声を掛けてくる男性には、自分が女装者であることを告げるわけですが、「自分はあなたみたいな女装の人は初めてだけど、それでもいいから付き合ってくれ」と言われたときは、うれしかったです。その男性、材木商の若旦那とはいちばん長く続きました。松本侑子さんの小説「女装夢変化」(『性遍歴』収録)のモデルになった出会いです。

あしやま 歌舞伎町は男性向けのキャバクラのようなイメージがありますが、当時は違うものもあったのでしょうか。

三橋 私が、男遊びが面白くてしかたがなかった時期は、九四年から九七年くらいですが、声を掛けられるのは、新宿では歌舞伎町エリアより、新宿駅周辺が多かったです。二丁目はゲイの世界ですから近づきません。六本木は、路上でも、ゲームセンターでも、酒場でもどこでもナンパされるという感じ。不思議なのは渋谷で、声を掛けられたことがほとんどなく、やっぱり性的な雰囲気が薄いのだと思います。
性的快楽に積極的な、濃い人が多かったから、その4年間で色々なことをやり尽くした感じがあって、その後は性的なものに執着しなくなりました。

あしやま 濃い人といえば、両性的なな……「生えてる」女の子こそ最高という人もいますよね。

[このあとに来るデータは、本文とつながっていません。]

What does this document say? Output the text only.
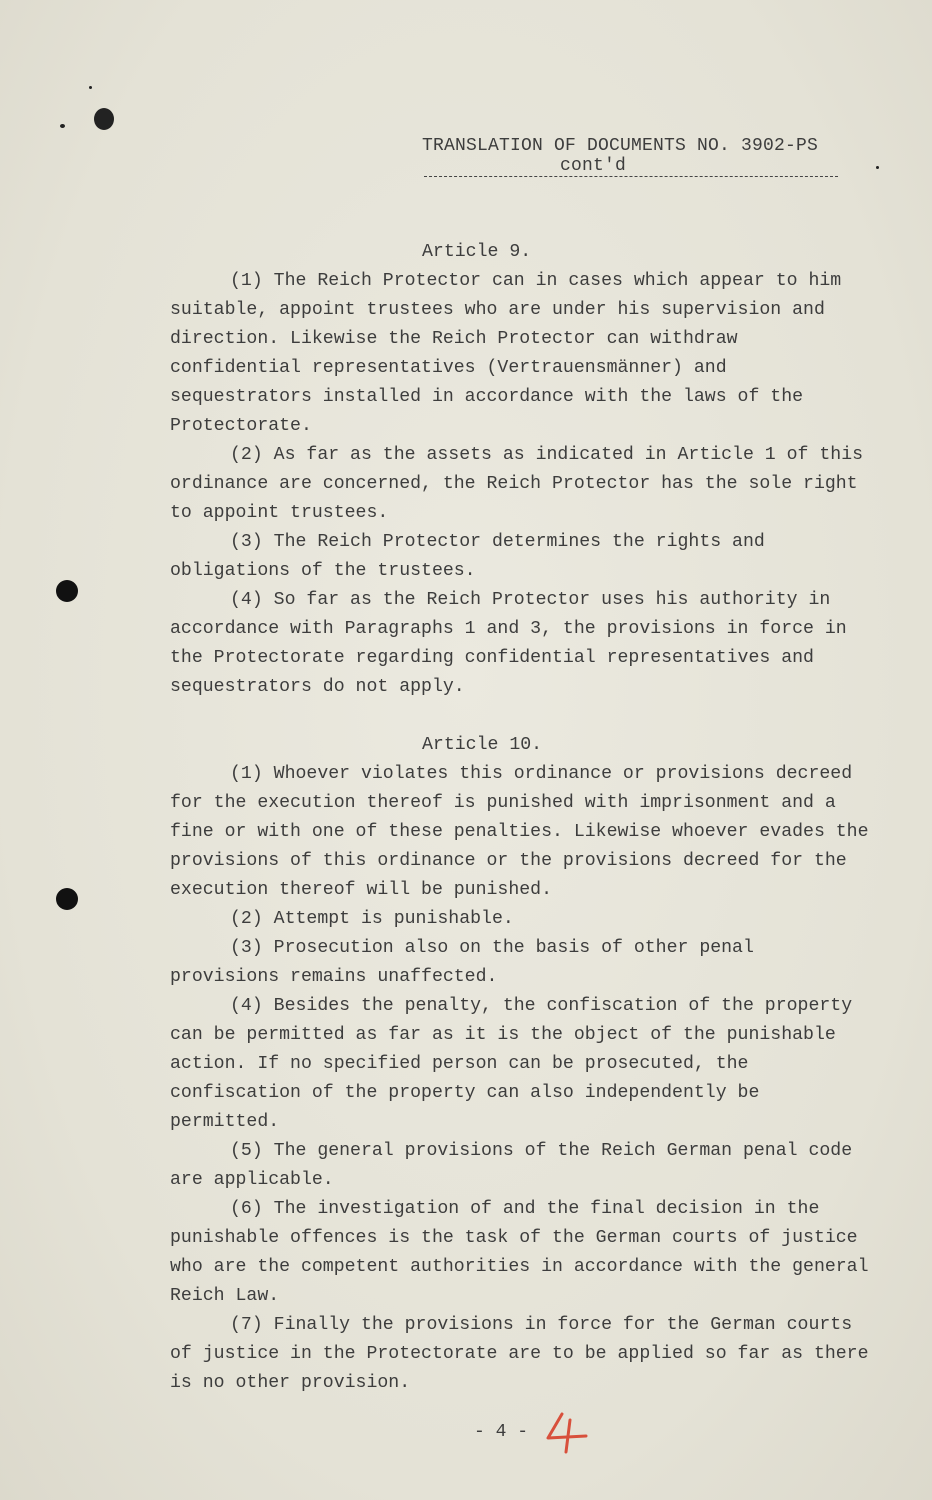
TRANSLATION OF DOCUMENTS NO. 3902-PS
cont'd
Article 9.

(1) The Reich Protector can in cases which appear to him suitable, appoint trustees who are under his supervision and direction. Likewise the Reich Protector can withdraw confidential representatives (Vertrauensmänner) and sequestrators installed in accordance with the laws of the Protectorate.

(2) As far as the assets as indicated in Article 1 of this ordinance are concerned, the Reich Protector has the sole right to appoint trustees.

(3) The Reich Protector determines the rights and obligations of the trustees.

(4) So far as the Reich Protector uses his authority in accordance with Paragraphs 1 and 3, the provisions in force in the Protectorate regarding confidential representatives and sequestrators do not apply.

Article 10.

(1) Whoever violates this ordinance or provisions decreed for the execution thereof is punished with imprisonment and a fine or with one of these penalties. Likewise whoever evades the provisions of this ordinance or the provisions decreed for the execution thereof will be punished.

(2) Attempt is punishable.

(3) Prosecution also on the basis of other penal provisions remains unaffected.

(4) Besides the penalty, the confiscation of the property can be permitted as far as it is the object of the punishable action. If no specified person can be prosecuted, the confiscation of the property can also independently be permitted.

(5) The general provisions of the Reich German penal code are applicable.

(6) The investigation of and the final decision in the punishable offences is the task of the German courts of justice who are the competent authorities in accordance with the general Reich Law.

(7) Finally the provisions in force for the German courts of justice in the Protectorate are to be applied so far as there is no other provision.

- 4 -
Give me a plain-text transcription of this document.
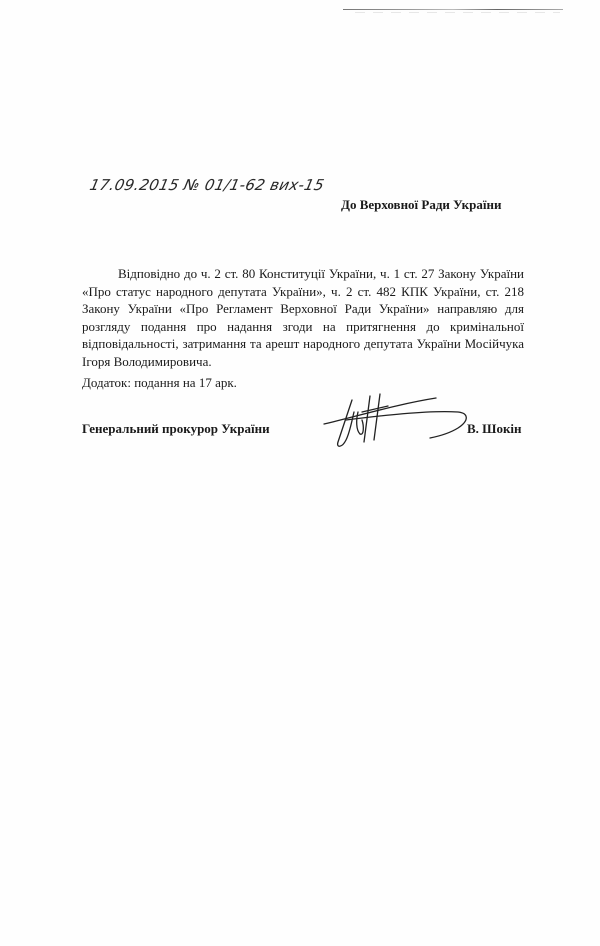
17.09.2015 № 01/1-62 вих-15
До Верховної Ради України

Відповідно до ч. 2 ст. 80 Конституції України, ч. 1 ст. 27 Закону України «Про статус народного депутата України», ч. 2 ст. 482 КПК України, ст. 218 Закону України «Про Регламент Верховної Ради України» направляю для розгляду подання про надання згоди на притягнення до кримінальної відповідальності, затримання та арешт народного депутата України Мосійчука Ігоря Володимировича.

Додаток: подання на 17 арк.
Генеральний прокурор України	В. Шокін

三橋 『女装と日本人』にも書きましたが、乳房もペニスもどちらもある「娘」が大好き、ペニスのついた女の子を射精させるのが最高という男性もがいますよね。女装者は変態なって言われるけど、そっちの方がよっぽど変態じゃない、って言いたくなるような男性。
でも、そういう人が女装文化を裏から支えてきた部分があるわけで、江戸時代の陰間茶屋から現代のニューハーフや女装の飲み屋まで、そうした女装者大好きの男性が連綿と続いてきたんじゃないかと思います。性にも歌舞伎の女形にキャーキャー言っている人が途絶えることなく続いている。それが、日本文化の特質のひとつなんだと思います。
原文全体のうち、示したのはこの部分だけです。